Se antes a ciência androcêntrica e a moral eram utilizadas como argumento para a
crença na “inferioridade” e fragilidade do corpo feminino, estipulando sua adequação ou não
aos parâmetros de comportamentos socialmente aceitos, hoje as exigências de adequação são de
outra ordem: estão relacionadas ao culto à perfeição física – expressas no alto índice de
cirurgias plásticas entre mulheres, implantes de silicone, lipoaspiração - tudo em nome do corpo
ideal. A ciência foi substituída pelo mercado como pregador social, mas afirmar que esta foi a
única transformação processada seria uma injustiça.
A mulher conquista dia-a-dia novos postos de trabalho, mesmo tendo que se virar com a
dupla jornada de trabalho – no emprego e em casa. Outras exigências geradas neste processo
incluem a produtividade, a dinamicidade. As mulheres ainda esbarram em antigos preconceitos,
ainda é a que cozinha, a que cuida dos filhos, a que mais sofre violência sexual e física, mas
certamente foi o ser social que mais sofreu transformações em sua identidade social ao longo
dos dois últimos séculos.
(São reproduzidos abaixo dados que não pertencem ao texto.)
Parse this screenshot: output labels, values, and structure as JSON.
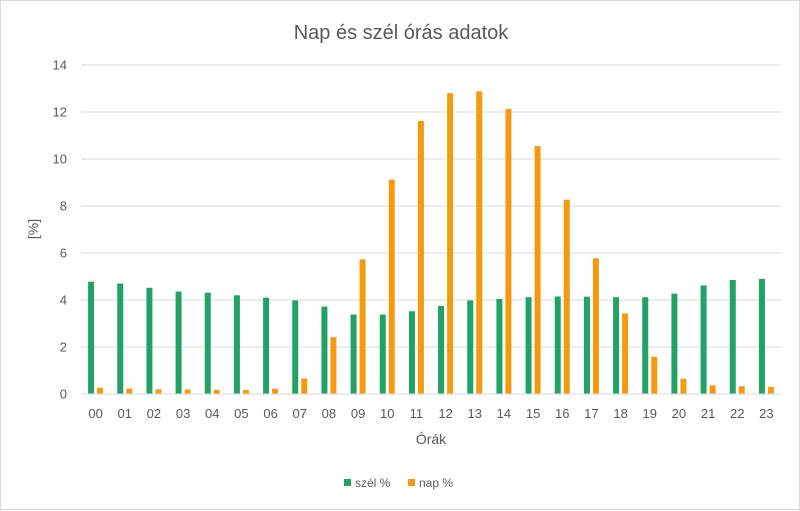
{
  "chart_data": {
    "type": "bar",
    "title": "Nap és szél órás adatok",
    "xlabel": "Órák",
    "ylabel": "[%]",
    "ylim": [
      0,
      14
    ],
    "yticks": [
      "0",
      "2",
      "4",
      "6",
      "8",
      "10",
      "12",
      "14"
    ],
    "grid": true,
    "legend": "bottom",
    "categories": [
      "00",
      "01",
      "02",
      "03",
      "04",
      "05",
      "06",
      "07",
      "08",
      "09",
      "10",
      "11",
      "12",
      "13",
      "14",
      "15",
      "16",
      "17",
      "18",
      "19",
      "20",
      "21",
      "22",
      "23"
    ],
    "series": [
      {
        "name": "szél %",
        "color": "#21a366",
        "values": [
          4.78,
          4.7,
          4.52,
          4.36,
          4.31,
          4.2,
          4.1,
          3.98,
          3.72,
          3.38,
          3.38,
          3.52,
          3.75,
          3.98,
          4.05,
          4.12,
          4.15,
          4.14,
          4.12,
          4.12,
          4.27,
          4.62,
          4.85,
          4.9
        ]
      },
      {
        "name": "nap %",
        "color": "#f59a0f",
        "values": [
          0.27,
          0.23,
          0.2,
          0.19,
          0.18,
          0.17,
          0.22,
          0.66,
          2.42,
          5.73,
          9.12,
          11.62,
          12.8,
          12.88,
          12.13,
          10.55,
          8.27,
          5.78,
          3.43,
          1.58,
          0.65,
          0.37,
          0.33,
          0.3
        ]
      }
    ]
  }
}
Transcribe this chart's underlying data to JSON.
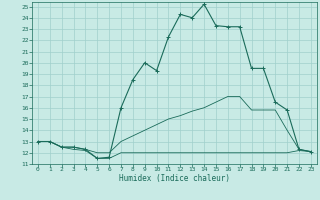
{
  "xlabel": "Humidex (Indice chaleur)",
  "bg_color": "#c8eae5",
  "grid_color": "#a0d0cc",
  "line_color": "#1a6b5a",
  "xlim": [
    -0.5,
    23.5
  ],
  "ylim": [
    11,
    25.4
  ],
  "xticks": [
    0,
    1,
    2,
    3,
    4,
    5,
    6,
    7,
    8,
    9,
    10,
    11,
    12,
    13,
    14,
    15,
    16,
    17,
    18,
    19,
    20,
    21,
    22,
    23
  ],
  "yticks": [
    11,
    12,
    13,
    14,
    15,
    16,
    17,
    18,
    19,
    20,
    21,
    22,
    23,
    24,
    25
  ],
  "series1_x": [
    0,
    1,
    2,
    3,
    4,
    5,
    6,
    7,
    8,
    9,
    10,
    11,
    12,
    13,
    14,
    15,
    16,
    17,
    18,
    19,
    20,
    21,
    22,
    23
  ],
  "series1_y": [
    13.0,
    13.0,
    12.5,
    12.5,
    12.3,
    11.5,
    11.6,
    16.0,
    18.5,
    20.0,
    19.3,
    22.3,
    24.3,
    24.0,
    25.2,
    23.3,
    23.2,
    23.2,
    19.5,
    19.5,
    16.5,
    15.8,
    12.3,
    12.1
  ],
  "series2_x": [
    0,
    1,
    2,
    3,
    4,
    5,
    6,
    7,
    8,
    9,
    10,
    11,
    12,
    13,
    14,
    15,
    16,
    17,
    18,
    19,
    20,
    21,
    22,
    23
  ],
  "series2_y": [
    13.0,
    13.0,
    12.5,
    12.3,
    12.2,
    11.5,
    11.5,
    12.0,
    12.0,
    12.0,
    12.0,
    12.0,
    12.0,
    12.0,
    12.0,
    12.0,
    12.0,
    12.0,
    12.0,
    12.0,
    12.0,
    12.0,
    12.2,
    12.1
  ],
  "series3_x": [
    0,
    1,
    2,
    3,
    4,
    5,
    6,
    7,
    8,
    9,
    10,
    11,
    12,
    13,
    14,
    15,
    16,
    17,
    18,
    19,
    20,
    21,
    22,
    23
  ],
  "series3_y": [
    13.0,
    13.0,
    12.5,
    12.5,
    12.3,
    12.0,
    12.0,
    13.0,
    13.5,
    14.0,
    14.5,
    15.0,
    15.3,
    15.7,
    16.0,
    16.5,
    17.0,
    17.0,
    15.8,
    15.8,
    15.8,
    14.0,
    12.3,
    12.1
  ]
}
A sexualidade não ficou imune a este processo, sendo por outro lado,
uma das bases para a definição da individualidade e da intimidade.
Esperamos que este trabalho, a partir de um diálogo com o passado, tenha servido para
refletir sobre estes temas tão pertinentes e contribuir com o conhecimento da realidade da
mulher amazônica e, quem sabe suscitar novas questões, buscando um entendimento mais
profundo de nossa própria forma de ver e viver a sexualidade e a condição feminina.